Because I can’t pretend to real competence in any foreign language other than French, finding the winners of these excellent awards was never going to be, for me, a matter of judging their language-competence, in Latin or Greek or German – or Romanian – but their poetic instincts and abilities.
This isn’t the place to expound a theory of translation, but my rule of thumb is that fidelity to an original – especially an original poem – is not the same as unthinking attachment to its every feature, semantic or structural. Literalism, in a word, will only take you so far. Many of the translators, in their commentaries, elaborated on this very thought in instructive and arresting ways. Too often, though, their translations fell into the very trap they believed they had avoided. I began to fall hungrily on translations that showed some verbal flair and élan, some flicker of imagination or invention, a sense of rhythm, of meaning business – the attributes, in other words, one would look for in a poem written originally in English. In translations that had any of these, I hoped to find (and depended on my fellow-judges to confirm) a real engagement with the original, a submission to it that was not just a slavish obedience to its rules. In the winning poems in both categories – long, ambitious translations of complex and highly wrought works, both containing lines and touches that I and I think any poet would have been pleased to produce – I found all the above, in abundance.
It was a special pleasure for me to come upon the translations by Adrian Pascu, of the early twentieth-century Romanian poet, Ion Minulescu.
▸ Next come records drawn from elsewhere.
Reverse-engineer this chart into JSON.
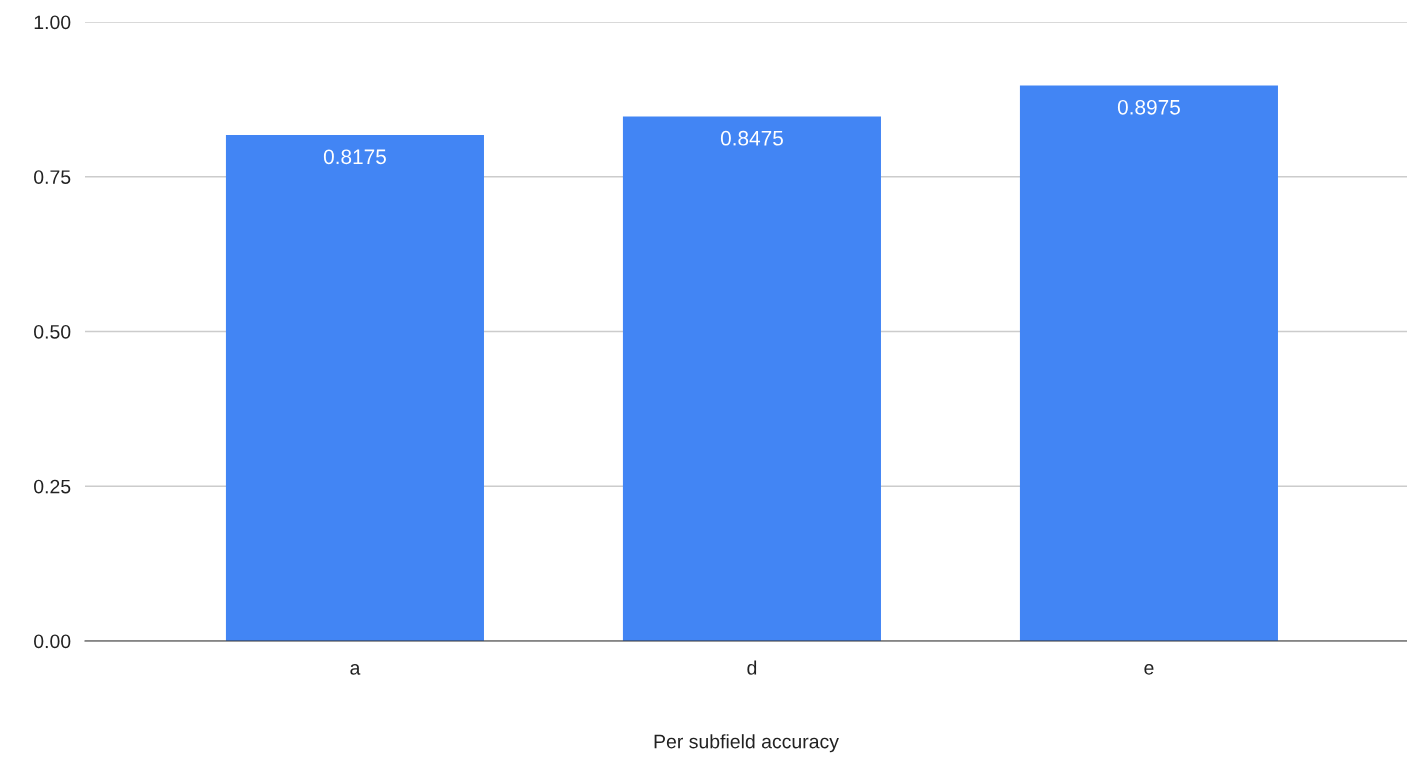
{
  "chart_data": {
    "type": "bar",
    "xlabel": "Per subfield accuracy",
    "categories": [
      "a",
      "d",
      "e"
    ],
    "series": [
      {
        "color": "#4285f4",
        "values": [
          0.8175,
          0.8475,
          0.8975
        ]
      }
    ],
    "ylim": [
      0,
      1
    ],
    "yticks": [
      {
        "value": 0,
        "label": "0.00"
      },
      {
        "value": 0.25,
        "label": "0.25"
      },
      {
        "value": 0.5,
        "label": "0.50"
      },
      {
        "value": 0.75,
        "label": "0.75"
      },
      {
        "value": 1,
        "label": "1.00"
      }
    ],
    "grid": "y",
    "data_labels": true,
    "legend": false
  }
}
For a few moments I breathed again the heady atmosphere of the early Eliot and his masters Jules Laforgue and Baudelaire, a Parisian atmosphere of Symbolist fogs, laughing corpses and solitary flaneurs; and I heard an unmistakeable echo of the fin de siècle in a voice that was, as Mr Pascu describes it, ‘sonorous and musical, witty, sophisticated and ironic’. I hope Mr Pascu and all the young translators whose achievements are recognized here will feel encouraged to persevere in their difficult, scandalously under-valued art. For, while everyone knows Robert Frost’s ‘Poetry is what gets lost in translation’, how many also know the late, lamented D.J. Enright’s rejoinder, ‘Yes, but not nearly as much as would get lost if no one translated it’?